В день Победы выбежал на улицу сосед дядя Коля и стал стрелять вверх. Мальчишки окружили его:
— Дядя Коля, дайте я!
— Дядя Коля, дайте я…
Он давал всем. И я выстрелил первый раз…
«…рядом спала я и обнимала ее, мертвую»
Маша Иванова — 8 лет.
Сейчас — учительница.
Живет в деревне Прудок Шумячского района Смоленской области.
Мой отец пришел на костылях с гражданской войны. Но возглавил колхоз, хозяйство у него было передовое. Когда я научилась читать, он показывал мне вырезки из газеты «Правда», где писалось о нашем колхозе. Как лучшего председателя, отца перед войной посылали на областной съезд колхозников-ударников и на сельскохозяйственную выставку в Москву.
Запомнились песни, с работы люди возвращались с песнями. Солнце подбирается к горизонту, а из-под горы протяжно и ласково поднимается:
Закатилось ясно солнышко
за дубровку-у-у…
Время; девочки,
пойдем дворку-у-у…
Я бегу навстречу песне — там мама моя, я слышу ее голос. Мама подхватывает меня на руки, обнимаю ее крепко за шею, спрыгиваю и бегу впереди, а песня догоняет, она заполняет весь мир вокруг — и так весело и хорошо.
После такого счастливого детства я сразу увидела смерть…
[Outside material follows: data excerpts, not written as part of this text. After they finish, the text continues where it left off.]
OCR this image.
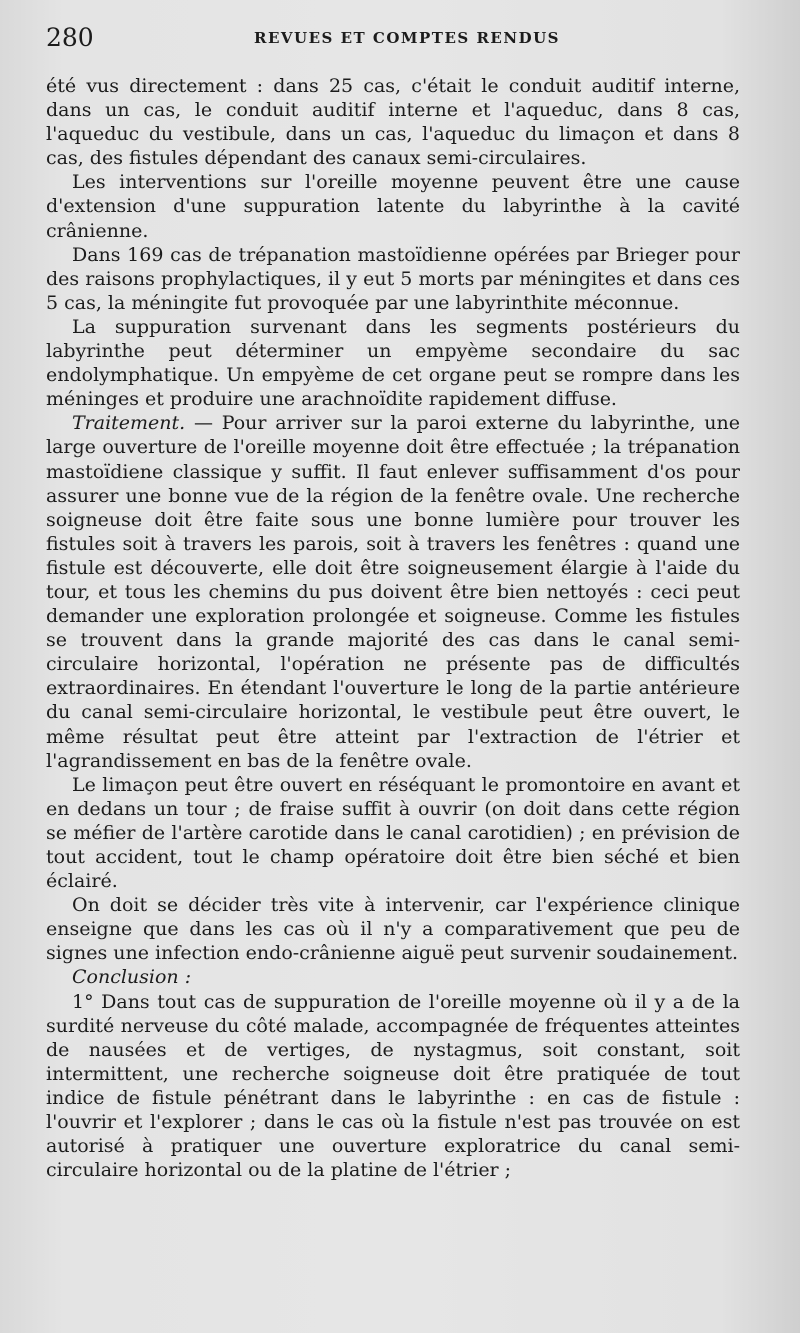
280	REVUES ET COMPTES RENDUS

été vus directement : dans 25 cas, c'était le conduit auditif interne, dans un cas, le conduit auditif interne et l'aqueduc, dans 8 cas, l'aqueduc du vestibule, dans un cas, l'aqueduc du limaçon et dans 8 cas, des fistules dépendant des canaux semi-circulaires.

Les interventions sur l'oreille moyenne peuvent être une cause d'extension d'une suppuration latente du labyrinthe à la cavité crânienne.

Dans 169 cas de trépanation mastoïdienne opérées par Brieger pour des raisons prophylactiques, il y eut 5 morts par méningites et dans ces 5 cas, la méningite fut provoquée par une labyrinthite méconnue.

La suppuration survenant dans les segments postérieurs du labyrinthe peut déterminer un empyème secondaire du sac endolymphatique. Un empyème de cet organe peut se rompre dans les méninges et produire une arachnoïdite rapidement diffuse.

Traitement. — Pour arriver sur la paroi externe du labyrinthe, une large ouverture de l'oreille moyenne doit être effectuée ; la trépanation mastoïdiene classique y suffit. Il faut enlever suffisamment d'os pour assurer une bonne vue de la région de la fenêtre ovale. Une recherche soigneuse doit être faite sous une bonne lumière pour trouver les fistules soit à travers les parois, soit à travers les fenêtres : quand une fistule est découverte, elle doit être soigneusement élargie à l'aide du tour, et tous les chemins du pus doivent être bien nettoyés : ceci peut demander une exploration prolongée et soigneuse. Comme les fistules se trouvent dans la grande majorité des cas dans le canal semi-circulaire horizontal, l'opération ne présente pas de difficultés extraordinaires. En étendant l'ouverture le long de la partie antérieure du canal semi-circulaire horizontal, le vestibule peut être ouvert, le même résultat peut être atteint par l'extraction de l'étrier et l'agrandissement en bas de la fenêtre ovale.

Le limaçon peut être ouvert en réséquant le promontoire en avant et en dedans un tour ; de fraise suffit à ouvrir (on doit dans cette région se méfier de l'artère carotide dans le canal carotidien) ; en prévision de tout accident, tout le champ opératoire doit être bien séché et bien éclairé.

On doit se décider très vite à intervenir, car l'expérience clinique enseigne que dans les cas où il n'y a comparativement que peu de signes une infection endo-crânienne aiguë peut survenir soudainement.

Conclusion :

1° Dans tout cas de suppuration de l'oreille moyenne où il y a de la surdité nerveuse du côté malade, accompagnée de fréquentes atteintes de nausées et de vertiges, de nystagmus, soit constant, soit intermittent, une recherche soigneuse doit être pratiquée de tout indice de fistule pénétrant dans le labyrinthe : en cas de fistule : l'ouvrir et l'explorer ; dans le cas où la fistule n'est pas trouvée on est autorisé à pratiquer une ouverture exploratrice du canal semi-circulaire horizontal ou de la platine de l'étrier ;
Началась война. Отец остался на оккупированной территории по заданию партии. Дома он не жил, его у нас знали все. Фашистов я увидела, когда ночью, взломав дверь, ворвались они в нашу хату. Проснулась о страшного крика, глаза открыть не могла, в лицо бил яркий и резкий свет. Полураздетых, под автоматами и слепящими фонарями поставили нас в ряд и стали делать обыск. Штыками сдирали обои, поднимали пол, ломали потолок, заглядывали в печь, разбросали одежду.
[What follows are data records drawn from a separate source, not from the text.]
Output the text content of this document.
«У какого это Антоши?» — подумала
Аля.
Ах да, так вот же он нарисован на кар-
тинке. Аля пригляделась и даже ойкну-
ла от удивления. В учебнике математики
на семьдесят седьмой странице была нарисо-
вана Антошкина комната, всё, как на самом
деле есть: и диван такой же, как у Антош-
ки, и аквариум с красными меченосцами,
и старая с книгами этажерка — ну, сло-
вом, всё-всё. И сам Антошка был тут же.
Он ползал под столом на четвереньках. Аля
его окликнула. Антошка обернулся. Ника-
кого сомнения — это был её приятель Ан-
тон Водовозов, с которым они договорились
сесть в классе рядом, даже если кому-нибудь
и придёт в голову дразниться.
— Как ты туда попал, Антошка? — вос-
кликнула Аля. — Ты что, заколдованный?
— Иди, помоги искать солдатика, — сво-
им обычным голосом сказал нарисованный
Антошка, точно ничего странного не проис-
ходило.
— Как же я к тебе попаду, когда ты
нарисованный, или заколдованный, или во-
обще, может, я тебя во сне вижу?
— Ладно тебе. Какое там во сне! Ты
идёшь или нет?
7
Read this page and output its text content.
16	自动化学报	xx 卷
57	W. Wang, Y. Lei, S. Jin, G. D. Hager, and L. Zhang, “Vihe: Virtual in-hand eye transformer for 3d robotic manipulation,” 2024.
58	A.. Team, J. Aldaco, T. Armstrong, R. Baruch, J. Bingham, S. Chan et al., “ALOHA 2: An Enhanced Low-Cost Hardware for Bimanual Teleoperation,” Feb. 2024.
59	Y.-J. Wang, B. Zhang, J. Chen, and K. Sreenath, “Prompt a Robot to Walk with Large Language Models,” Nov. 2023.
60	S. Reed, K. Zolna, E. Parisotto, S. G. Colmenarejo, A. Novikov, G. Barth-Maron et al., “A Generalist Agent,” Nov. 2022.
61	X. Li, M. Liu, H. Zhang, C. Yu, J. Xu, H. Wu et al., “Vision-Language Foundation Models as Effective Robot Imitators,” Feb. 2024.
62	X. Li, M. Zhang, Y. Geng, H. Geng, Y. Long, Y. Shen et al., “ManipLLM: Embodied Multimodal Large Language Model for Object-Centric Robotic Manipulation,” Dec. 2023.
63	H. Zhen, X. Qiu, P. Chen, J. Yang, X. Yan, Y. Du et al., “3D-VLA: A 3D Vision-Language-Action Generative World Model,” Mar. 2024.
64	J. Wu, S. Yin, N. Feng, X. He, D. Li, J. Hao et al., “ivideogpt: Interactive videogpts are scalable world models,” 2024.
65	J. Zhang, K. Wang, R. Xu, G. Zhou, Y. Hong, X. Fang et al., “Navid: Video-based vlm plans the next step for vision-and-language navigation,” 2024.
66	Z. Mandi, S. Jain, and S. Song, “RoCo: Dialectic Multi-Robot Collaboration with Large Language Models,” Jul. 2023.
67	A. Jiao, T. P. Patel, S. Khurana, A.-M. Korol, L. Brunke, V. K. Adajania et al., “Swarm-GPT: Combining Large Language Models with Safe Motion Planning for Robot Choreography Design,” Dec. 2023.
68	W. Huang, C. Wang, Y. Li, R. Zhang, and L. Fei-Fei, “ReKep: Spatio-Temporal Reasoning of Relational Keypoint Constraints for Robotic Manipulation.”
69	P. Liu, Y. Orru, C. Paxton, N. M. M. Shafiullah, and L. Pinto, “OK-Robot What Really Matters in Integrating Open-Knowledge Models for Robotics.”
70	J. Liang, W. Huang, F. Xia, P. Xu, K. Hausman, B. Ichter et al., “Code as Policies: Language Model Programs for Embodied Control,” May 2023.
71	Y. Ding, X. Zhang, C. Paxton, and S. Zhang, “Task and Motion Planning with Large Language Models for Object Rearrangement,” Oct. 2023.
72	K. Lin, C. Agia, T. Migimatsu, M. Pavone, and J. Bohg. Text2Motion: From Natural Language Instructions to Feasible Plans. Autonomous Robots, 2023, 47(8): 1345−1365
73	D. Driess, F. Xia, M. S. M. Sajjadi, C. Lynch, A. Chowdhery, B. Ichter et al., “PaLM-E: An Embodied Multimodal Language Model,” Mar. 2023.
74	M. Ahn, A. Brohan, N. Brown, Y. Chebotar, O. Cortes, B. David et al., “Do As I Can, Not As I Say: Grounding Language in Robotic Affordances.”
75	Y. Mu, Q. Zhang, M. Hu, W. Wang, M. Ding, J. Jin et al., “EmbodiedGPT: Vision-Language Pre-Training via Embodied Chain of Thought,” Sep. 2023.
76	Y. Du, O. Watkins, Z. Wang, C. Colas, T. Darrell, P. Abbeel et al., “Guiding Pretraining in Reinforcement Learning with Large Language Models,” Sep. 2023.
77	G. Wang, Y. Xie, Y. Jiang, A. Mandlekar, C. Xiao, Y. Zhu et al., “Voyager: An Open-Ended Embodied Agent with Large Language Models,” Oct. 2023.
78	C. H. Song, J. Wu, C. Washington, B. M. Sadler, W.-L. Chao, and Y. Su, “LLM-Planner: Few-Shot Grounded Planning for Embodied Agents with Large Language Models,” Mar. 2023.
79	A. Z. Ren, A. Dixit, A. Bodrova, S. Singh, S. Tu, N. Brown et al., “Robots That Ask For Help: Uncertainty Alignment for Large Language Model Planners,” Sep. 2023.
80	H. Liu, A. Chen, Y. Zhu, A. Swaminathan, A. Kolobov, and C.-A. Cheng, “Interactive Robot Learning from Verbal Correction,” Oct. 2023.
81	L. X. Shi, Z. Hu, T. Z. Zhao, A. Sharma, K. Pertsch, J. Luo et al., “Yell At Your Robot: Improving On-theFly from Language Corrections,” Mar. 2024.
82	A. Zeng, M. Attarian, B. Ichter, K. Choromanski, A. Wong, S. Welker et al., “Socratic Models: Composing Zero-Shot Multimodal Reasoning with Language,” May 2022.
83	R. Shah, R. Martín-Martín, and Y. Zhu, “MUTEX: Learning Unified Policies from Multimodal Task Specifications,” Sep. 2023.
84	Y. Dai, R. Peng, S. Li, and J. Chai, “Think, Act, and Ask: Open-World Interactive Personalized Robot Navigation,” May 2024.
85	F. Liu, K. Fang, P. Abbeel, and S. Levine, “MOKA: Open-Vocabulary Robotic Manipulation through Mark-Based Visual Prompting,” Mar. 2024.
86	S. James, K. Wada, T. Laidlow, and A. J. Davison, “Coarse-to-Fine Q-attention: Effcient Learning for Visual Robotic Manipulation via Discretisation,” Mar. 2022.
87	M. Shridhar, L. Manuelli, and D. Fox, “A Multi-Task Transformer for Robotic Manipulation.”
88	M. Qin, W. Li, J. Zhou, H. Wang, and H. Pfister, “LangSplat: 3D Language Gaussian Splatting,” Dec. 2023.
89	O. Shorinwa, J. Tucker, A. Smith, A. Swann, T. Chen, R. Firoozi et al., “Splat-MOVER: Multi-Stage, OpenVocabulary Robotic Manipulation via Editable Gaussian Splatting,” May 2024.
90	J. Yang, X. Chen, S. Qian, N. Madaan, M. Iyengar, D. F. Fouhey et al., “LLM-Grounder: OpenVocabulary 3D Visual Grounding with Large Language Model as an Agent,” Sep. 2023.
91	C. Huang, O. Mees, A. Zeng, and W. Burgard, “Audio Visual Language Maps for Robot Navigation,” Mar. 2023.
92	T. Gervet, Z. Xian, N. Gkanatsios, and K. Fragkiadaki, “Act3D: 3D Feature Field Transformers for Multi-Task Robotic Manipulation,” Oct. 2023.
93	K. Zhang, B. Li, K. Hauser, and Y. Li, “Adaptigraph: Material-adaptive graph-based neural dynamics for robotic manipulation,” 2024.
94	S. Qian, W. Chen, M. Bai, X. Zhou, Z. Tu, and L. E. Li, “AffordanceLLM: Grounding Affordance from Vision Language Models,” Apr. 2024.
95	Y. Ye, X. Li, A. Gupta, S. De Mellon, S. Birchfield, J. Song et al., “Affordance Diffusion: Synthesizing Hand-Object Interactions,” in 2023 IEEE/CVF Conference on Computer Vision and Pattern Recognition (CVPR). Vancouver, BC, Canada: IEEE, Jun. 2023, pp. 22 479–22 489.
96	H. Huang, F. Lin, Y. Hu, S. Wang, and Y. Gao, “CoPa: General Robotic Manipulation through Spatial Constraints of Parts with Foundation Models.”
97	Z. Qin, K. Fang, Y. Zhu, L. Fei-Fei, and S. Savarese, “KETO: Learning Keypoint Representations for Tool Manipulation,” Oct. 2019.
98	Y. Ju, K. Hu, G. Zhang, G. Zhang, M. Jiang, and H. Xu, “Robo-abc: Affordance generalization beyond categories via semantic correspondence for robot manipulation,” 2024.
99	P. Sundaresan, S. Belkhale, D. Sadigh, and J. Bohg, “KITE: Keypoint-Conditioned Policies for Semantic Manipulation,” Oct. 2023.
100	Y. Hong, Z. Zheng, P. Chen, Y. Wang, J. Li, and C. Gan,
Отец к нам приходил только ночью. Однажды услышала:
— Подорвали немецкую машину на…
Я закашляла на печи, родители поняли. что я все слышала.
— Об этом никому нельзя говорит, доченька, — сказал отец.
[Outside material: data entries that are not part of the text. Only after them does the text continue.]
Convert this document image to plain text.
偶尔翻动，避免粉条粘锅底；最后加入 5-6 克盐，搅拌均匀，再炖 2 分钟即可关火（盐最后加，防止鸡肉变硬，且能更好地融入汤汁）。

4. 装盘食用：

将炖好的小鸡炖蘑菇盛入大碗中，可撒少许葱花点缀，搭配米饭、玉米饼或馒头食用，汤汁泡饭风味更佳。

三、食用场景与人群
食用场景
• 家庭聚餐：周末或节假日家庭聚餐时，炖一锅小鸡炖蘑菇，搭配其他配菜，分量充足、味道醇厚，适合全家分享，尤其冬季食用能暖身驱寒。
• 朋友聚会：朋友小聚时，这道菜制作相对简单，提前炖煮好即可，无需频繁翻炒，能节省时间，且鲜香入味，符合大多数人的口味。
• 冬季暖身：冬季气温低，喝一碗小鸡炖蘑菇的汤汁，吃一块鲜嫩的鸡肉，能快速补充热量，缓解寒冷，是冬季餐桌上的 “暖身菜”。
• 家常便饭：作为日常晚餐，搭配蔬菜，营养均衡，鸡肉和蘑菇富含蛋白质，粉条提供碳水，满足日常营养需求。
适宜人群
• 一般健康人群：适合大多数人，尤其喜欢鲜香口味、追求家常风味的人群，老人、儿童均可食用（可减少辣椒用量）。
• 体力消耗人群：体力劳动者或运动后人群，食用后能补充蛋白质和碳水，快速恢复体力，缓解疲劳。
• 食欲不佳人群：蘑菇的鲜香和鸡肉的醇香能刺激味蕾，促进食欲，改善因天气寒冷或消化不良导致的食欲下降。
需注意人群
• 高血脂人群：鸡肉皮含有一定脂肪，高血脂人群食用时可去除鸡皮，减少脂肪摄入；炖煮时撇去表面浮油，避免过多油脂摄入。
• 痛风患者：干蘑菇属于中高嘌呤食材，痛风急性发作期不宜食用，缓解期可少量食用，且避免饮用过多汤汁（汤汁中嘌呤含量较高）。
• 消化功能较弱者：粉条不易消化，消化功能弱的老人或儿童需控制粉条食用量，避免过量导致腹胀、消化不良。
Еще не раз мне приходилось слышать то, что «никому нельзя говорить». Это было нелегко. Я стала бояться людей. А вдруг они догадаются, что я знаю то, что «никому нельзя говорить». Если ночью мы слышали стук в дверь, не тот осторожный, о котором условились с отцом, а другой, у меня начинало дрожать сердце — это фашисты или полицейские, опять будут допытываться об отце. Я забираюсь в самый темный угол на нашей большой печке, обнимаю бабушку, боюсь уснуть, часто просыпаюсь. В трубе воет вьюга, вьюшка дрожит и позванивает. Слушаю вьюгу и тихонько про себя напеваю, а давно не пела:
Буря мглою небо кроет,
Вихри снежные крутя…
Мне начинает казаться, что это не буря воет, а плачет мама. У меня горячка. Тиф.
Поздно ночью пришел отец. Первой услышала его я и позвала бабушку. Мама с братом прятались у соседей, ночью мы с бабушкой оставались вдвоем. Отец был холодный, а я пылала жаром, он сидел возле меня и не мог уйти. Был усталый, постаревший, но такой свой, такой родной. Через несколько часов, как он пришел, в дверь постучали. Отец даже кожух не успел накинуть, в дом вломились каратели. Вытолкнули его на улицу, он протянул ко мне руки, но его ударили и оттолкнули. Босиком я бежала за ним по снегу до самой речки и кричала: «Папочка, папочка…» Дома причитала бабушка: «А где же бог, куда он прячется?»
Она не смогла пережить такое горе. Плакала все тише и тише и через две недели умерла ночью на печке, а рядом спала я и обнимала ее, мертвую. В доме никого больше не было.
После папиной смерти мама тоже стала совсем другая. Из дому никуда не уходила, казалось, она искала случая умереть. Говорила только о папе, в работе быстро уставала, а до войны была стахановкой, везде самой первой. Меня она не замечала, а я все время старалась попасть ей на глаза. Но глаза ее оживали только тогда, когда мы вспоминали папу.
…Помню, как прибежали счастливые бабы:
— Из соседней деревни прискакал на лошади хлопчик — говорит, что война кончилась. Сказали в районе, что скоро наши мужики станут возвращаться.